E atão, despôs de se andar mái um coisinho ali à roda da gurita, abalamos caminho da minha Famel. E olhem qu' aquilo, p'ra baxo, foi um consolo... Puse-a a deslise, nã gastí nem um destão de gasolina até à estrada de Marmelete.

Inda se foi à fonte das Bicas, más aquilo 'tá na desgraça... Tudo escalavardado, tudo marafado, até me dé desgosto. Tanta vez qu' a gente b'bia ali umas sedes d' água q'ondo s' ia a Marmelete a pé e, agora, des qu' a água nem tampôco 'tá capaz...

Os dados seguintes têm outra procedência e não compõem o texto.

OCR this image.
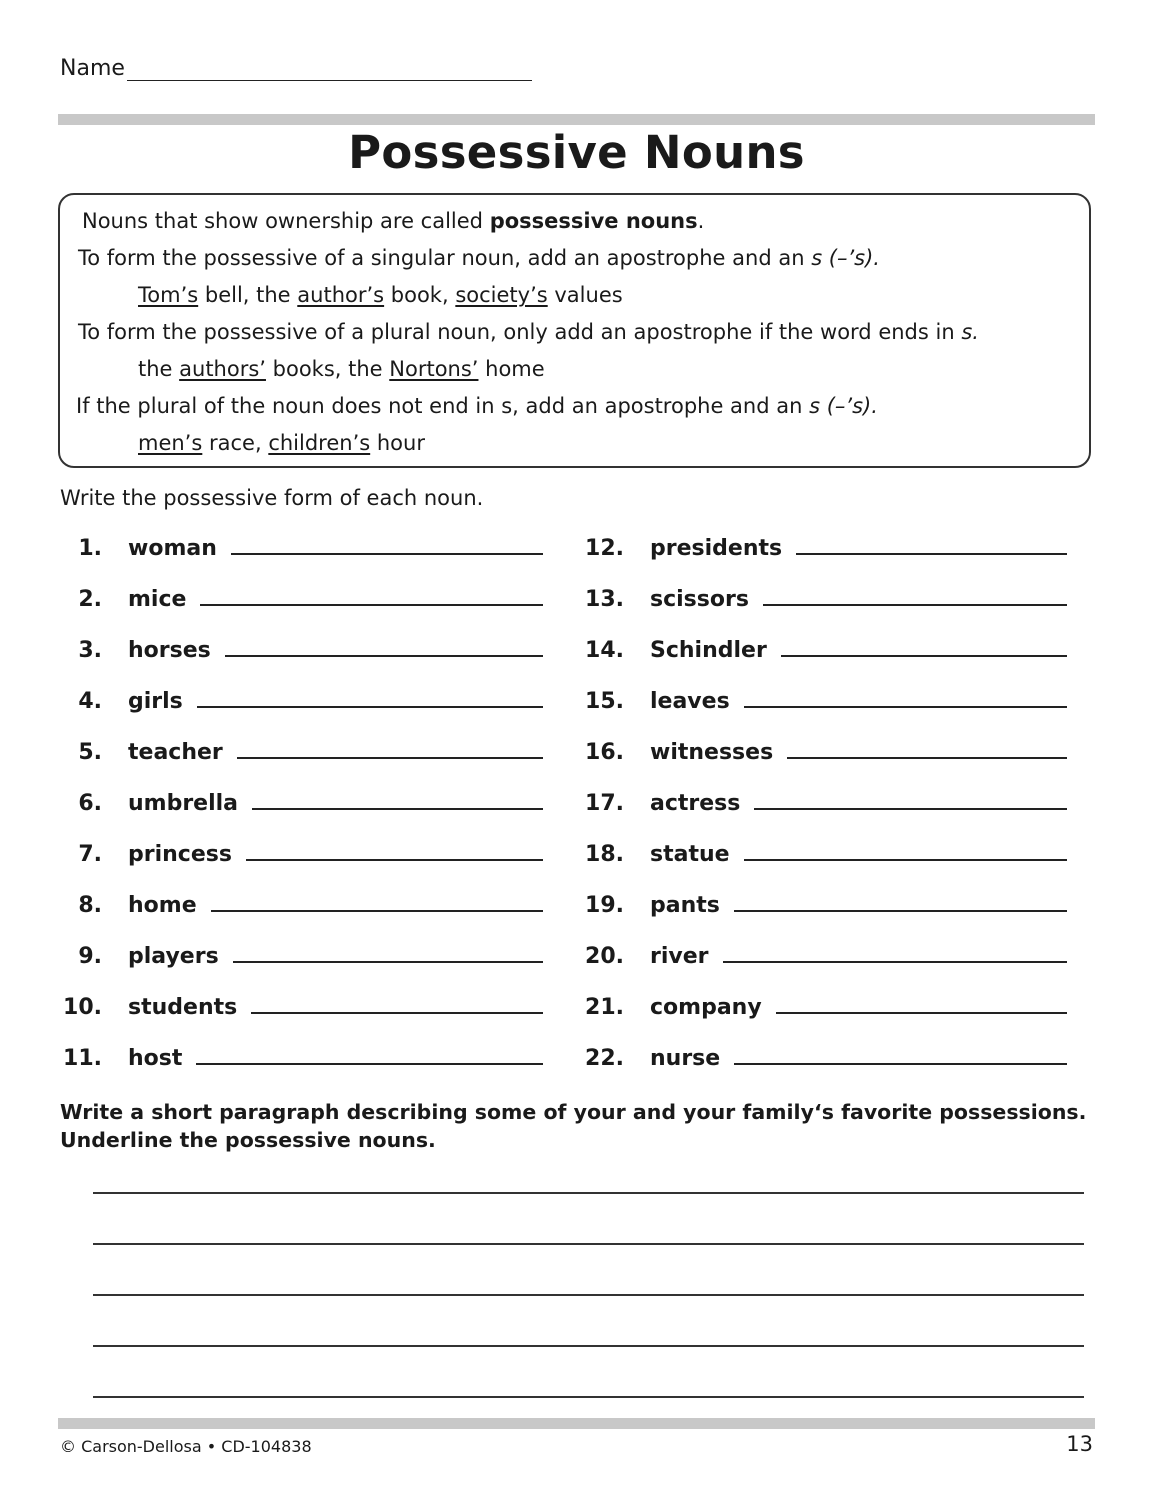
Name
Possessive Nouns

Nouns that show ownership are called possessive nouns.

To form the possessive of a singular noun, add an apostrophe and an s (–’s).

Tom’s bell, the author’s book, society’s values

To form the possessive of a plural noun, only add an apostrophe if the word ends in s.

the authors’ books, the Nortons’ home

If the plural of the noun does not end in s, add an apostrophe and an s (–’s).

men’s race, children’s hour

Write the possessive form of each noun.

1. woman
2. mice
3. horses
4. girls
5. teacher
6. umbrella
7. princess
8. home
9. players
10. students
11. host
12. presidents
13. scissors
14. Schindler
15. leaves
16. witnesses
17. actress
18. statue
19. pants
20. river
21. company
22. nurse

Write a short paragraph describing some of your and your family‘s favorite possessions. Underline the possessive nouns.

© Carson-Dellosa • CD-104838	13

Ê cá b'bi na méma. Olha, se me fazer mal à barriga e ma dar p' aí alguma sôltura, logo se vê...

Más uma palavra l'es vô ê d'zer. Venham dar uns passêos p'r cá e vã ô Cerro dos Picos que nã ficam repesos. Se trazerem uma morenda, comam-na lá, se nã trazerem, vã até Marmelete, ôs Gralhos ó ô Cor' d' Vale qu' há lá umas casas que fazem um dec'mer do melhor que pode ser e haver. É daqui...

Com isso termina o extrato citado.